Changing Gears: Un après-midi dans le Port du St-François

A Bastille Day tour of the small area of San Francisco where a bit of France still survives. It’s more of a ‘corner’ than a ‘quarter’ but you can drink your Lillet and bask in the sun and watch le beau monde go by nonetheless.

In fact, the French presence in San Francisco dates from the very beginnings of European settlement. La Pérouse’s famous expedition told the world of the importance of the Bay for navies and commerce (which eventually the US Government in Washington picked up on), and French prospectors flooded the city after the Gold Rush.
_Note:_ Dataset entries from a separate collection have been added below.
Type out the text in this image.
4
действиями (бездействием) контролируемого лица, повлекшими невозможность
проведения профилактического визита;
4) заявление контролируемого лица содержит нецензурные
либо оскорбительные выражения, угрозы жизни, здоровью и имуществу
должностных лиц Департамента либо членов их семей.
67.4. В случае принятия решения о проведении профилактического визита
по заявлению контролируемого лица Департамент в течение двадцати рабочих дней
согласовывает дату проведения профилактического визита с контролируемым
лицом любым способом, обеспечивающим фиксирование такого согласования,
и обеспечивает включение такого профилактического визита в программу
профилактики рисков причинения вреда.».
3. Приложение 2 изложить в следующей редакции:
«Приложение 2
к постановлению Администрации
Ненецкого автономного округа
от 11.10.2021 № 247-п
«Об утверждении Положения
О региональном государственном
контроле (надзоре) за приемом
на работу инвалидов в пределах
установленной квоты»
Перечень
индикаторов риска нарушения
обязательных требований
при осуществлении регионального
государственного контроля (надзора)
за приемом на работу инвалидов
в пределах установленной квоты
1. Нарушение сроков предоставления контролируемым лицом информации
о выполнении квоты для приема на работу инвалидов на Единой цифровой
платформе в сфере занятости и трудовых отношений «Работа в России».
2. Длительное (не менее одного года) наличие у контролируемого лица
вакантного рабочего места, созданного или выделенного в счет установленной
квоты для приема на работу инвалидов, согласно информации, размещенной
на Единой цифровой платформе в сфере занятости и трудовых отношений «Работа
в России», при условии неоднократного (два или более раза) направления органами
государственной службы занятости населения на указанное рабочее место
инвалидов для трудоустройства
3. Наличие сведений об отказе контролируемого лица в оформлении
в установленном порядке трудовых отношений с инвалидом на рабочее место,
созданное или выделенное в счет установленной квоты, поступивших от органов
The increasing French presence, and the need to keep them pious, resulted in the building of Notre Dame des Victoires, which is still an active church, just before the Chinatown Gate on Bush Street in the Union Square neighborhood.
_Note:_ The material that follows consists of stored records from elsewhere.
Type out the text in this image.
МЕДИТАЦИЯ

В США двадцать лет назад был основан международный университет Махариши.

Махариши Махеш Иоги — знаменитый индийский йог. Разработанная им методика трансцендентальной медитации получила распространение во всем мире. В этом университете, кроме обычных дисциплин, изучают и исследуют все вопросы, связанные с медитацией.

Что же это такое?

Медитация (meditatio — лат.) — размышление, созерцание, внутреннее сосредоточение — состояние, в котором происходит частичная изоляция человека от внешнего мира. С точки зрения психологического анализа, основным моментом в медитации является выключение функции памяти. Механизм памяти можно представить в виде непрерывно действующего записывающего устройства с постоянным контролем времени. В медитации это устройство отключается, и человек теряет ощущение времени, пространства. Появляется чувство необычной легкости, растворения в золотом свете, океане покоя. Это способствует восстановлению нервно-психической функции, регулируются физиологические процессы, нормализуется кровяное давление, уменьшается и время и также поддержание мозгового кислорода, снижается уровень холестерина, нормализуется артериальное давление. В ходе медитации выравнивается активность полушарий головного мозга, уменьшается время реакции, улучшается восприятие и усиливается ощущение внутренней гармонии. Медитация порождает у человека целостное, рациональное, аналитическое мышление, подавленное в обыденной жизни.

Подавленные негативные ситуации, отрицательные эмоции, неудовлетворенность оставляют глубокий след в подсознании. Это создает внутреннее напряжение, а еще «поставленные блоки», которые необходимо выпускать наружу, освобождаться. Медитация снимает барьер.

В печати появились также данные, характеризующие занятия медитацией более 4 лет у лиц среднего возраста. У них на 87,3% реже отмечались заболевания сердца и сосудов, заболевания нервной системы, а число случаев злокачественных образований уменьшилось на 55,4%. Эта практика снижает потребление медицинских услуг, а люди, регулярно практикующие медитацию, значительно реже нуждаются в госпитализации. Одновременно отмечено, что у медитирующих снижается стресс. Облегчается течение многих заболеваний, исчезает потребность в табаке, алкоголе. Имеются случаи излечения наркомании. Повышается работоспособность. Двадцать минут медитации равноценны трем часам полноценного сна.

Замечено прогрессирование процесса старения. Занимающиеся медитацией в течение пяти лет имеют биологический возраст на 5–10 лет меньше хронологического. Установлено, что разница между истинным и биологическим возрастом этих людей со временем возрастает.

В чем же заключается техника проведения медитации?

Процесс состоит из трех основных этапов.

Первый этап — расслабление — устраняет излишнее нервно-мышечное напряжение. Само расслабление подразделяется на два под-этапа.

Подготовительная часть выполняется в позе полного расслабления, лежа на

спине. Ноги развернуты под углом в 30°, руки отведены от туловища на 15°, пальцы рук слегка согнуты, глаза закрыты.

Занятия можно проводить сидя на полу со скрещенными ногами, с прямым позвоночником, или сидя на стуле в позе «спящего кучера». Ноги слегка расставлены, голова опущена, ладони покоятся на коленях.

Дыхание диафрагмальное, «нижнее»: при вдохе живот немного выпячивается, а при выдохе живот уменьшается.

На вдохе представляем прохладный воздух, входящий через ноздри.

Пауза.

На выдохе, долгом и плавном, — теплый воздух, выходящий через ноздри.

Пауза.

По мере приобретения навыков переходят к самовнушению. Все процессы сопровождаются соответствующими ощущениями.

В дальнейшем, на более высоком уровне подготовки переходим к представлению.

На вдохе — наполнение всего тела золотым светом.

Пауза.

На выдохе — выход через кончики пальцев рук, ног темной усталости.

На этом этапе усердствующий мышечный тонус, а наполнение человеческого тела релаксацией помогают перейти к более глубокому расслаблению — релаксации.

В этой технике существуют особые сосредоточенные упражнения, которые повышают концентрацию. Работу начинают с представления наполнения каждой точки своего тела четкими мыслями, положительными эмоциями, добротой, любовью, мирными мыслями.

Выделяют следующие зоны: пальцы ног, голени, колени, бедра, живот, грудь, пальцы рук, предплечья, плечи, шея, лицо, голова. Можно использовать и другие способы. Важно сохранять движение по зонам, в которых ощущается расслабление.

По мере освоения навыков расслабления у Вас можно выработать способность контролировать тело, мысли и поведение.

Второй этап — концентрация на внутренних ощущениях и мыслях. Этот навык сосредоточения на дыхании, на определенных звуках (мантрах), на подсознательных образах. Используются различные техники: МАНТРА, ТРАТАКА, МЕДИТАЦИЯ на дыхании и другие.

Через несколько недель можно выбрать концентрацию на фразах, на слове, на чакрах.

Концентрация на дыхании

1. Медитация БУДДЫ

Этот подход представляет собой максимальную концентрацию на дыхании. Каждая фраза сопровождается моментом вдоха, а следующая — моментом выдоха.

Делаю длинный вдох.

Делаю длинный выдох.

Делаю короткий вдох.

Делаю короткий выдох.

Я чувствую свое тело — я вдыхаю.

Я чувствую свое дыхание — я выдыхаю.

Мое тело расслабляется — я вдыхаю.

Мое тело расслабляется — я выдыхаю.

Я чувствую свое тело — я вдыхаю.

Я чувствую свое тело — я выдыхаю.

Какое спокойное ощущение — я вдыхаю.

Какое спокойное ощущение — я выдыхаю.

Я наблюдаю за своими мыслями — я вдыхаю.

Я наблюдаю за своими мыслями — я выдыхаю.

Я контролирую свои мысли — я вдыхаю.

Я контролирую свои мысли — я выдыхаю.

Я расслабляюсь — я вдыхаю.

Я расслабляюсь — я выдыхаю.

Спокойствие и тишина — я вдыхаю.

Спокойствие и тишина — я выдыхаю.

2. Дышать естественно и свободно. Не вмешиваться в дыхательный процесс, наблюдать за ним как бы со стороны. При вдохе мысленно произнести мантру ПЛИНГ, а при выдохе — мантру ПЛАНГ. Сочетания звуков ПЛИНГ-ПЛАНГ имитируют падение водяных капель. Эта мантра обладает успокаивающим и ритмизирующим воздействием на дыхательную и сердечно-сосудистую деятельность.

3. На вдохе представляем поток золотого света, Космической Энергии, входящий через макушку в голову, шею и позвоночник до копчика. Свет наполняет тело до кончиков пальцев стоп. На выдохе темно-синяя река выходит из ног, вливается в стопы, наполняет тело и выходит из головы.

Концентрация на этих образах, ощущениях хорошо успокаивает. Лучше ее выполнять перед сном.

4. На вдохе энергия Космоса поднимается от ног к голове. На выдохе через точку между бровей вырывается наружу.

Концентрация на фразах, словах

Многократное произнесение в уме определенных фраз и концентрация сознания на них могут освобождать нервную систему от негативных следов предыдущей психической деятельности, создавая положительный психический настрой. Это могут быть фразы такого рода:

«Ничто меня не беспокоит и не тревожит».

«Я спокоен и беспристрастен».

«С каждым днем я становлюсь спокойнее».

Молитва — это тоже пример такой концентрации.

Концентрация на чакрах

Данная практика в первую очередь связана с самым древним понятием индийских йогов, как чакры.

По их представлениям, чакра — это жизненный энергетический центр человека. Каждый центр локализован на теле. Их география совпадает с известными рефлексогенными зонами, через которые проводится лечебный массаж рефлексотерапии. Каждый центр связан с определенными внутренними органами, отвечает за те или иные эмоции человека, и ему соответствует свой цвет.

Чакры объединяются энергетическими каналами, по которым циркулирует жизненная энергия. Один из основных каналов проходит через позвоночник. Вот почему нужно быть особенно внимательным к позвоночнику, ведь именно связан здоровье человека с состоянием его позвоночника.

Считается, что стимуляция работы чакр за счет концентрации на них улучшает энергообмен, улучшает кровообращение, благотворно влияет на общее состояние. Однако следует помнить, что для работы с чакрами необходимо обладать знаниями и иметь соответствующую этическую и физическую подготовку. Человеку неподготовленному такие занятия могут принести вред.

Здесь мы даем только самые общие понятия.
A few years after the Gold Rush, the French immigrants and their impact on the city were described in the “Annals of San Francisco” thus:

The presence of the French has had a marked influence upon society in San Francisco…their polite manners have given an ease to the ordinary intercourse of society which the unbending American character does not naturally possess. The expensive and fashionable style of dressing among the French ladies has greatly encouraged the splendid character of the shops of jewellers, silk merchants, milliners and others whom women chiefly patronize, while it has perhaps increased the general extravagance among the whole female population of the city…
There are in San Francisco many natives of Switzerland and Alsace, those debatable lands between the French and German people…they are sometimes claimed, and sometimes rejected by both.

Francophilia among the elites of San Francisco went on to produce the Palace of the Legion of Honor, a city hall that looks suspiciously like Les Invalides in Paris, and, without doubt, the first stirrings of the occasionally obsessive food and wine culture that is so characteristic of the Bay Area today.

So uncork a nice vintage for over 200 years of French association with San Francisco!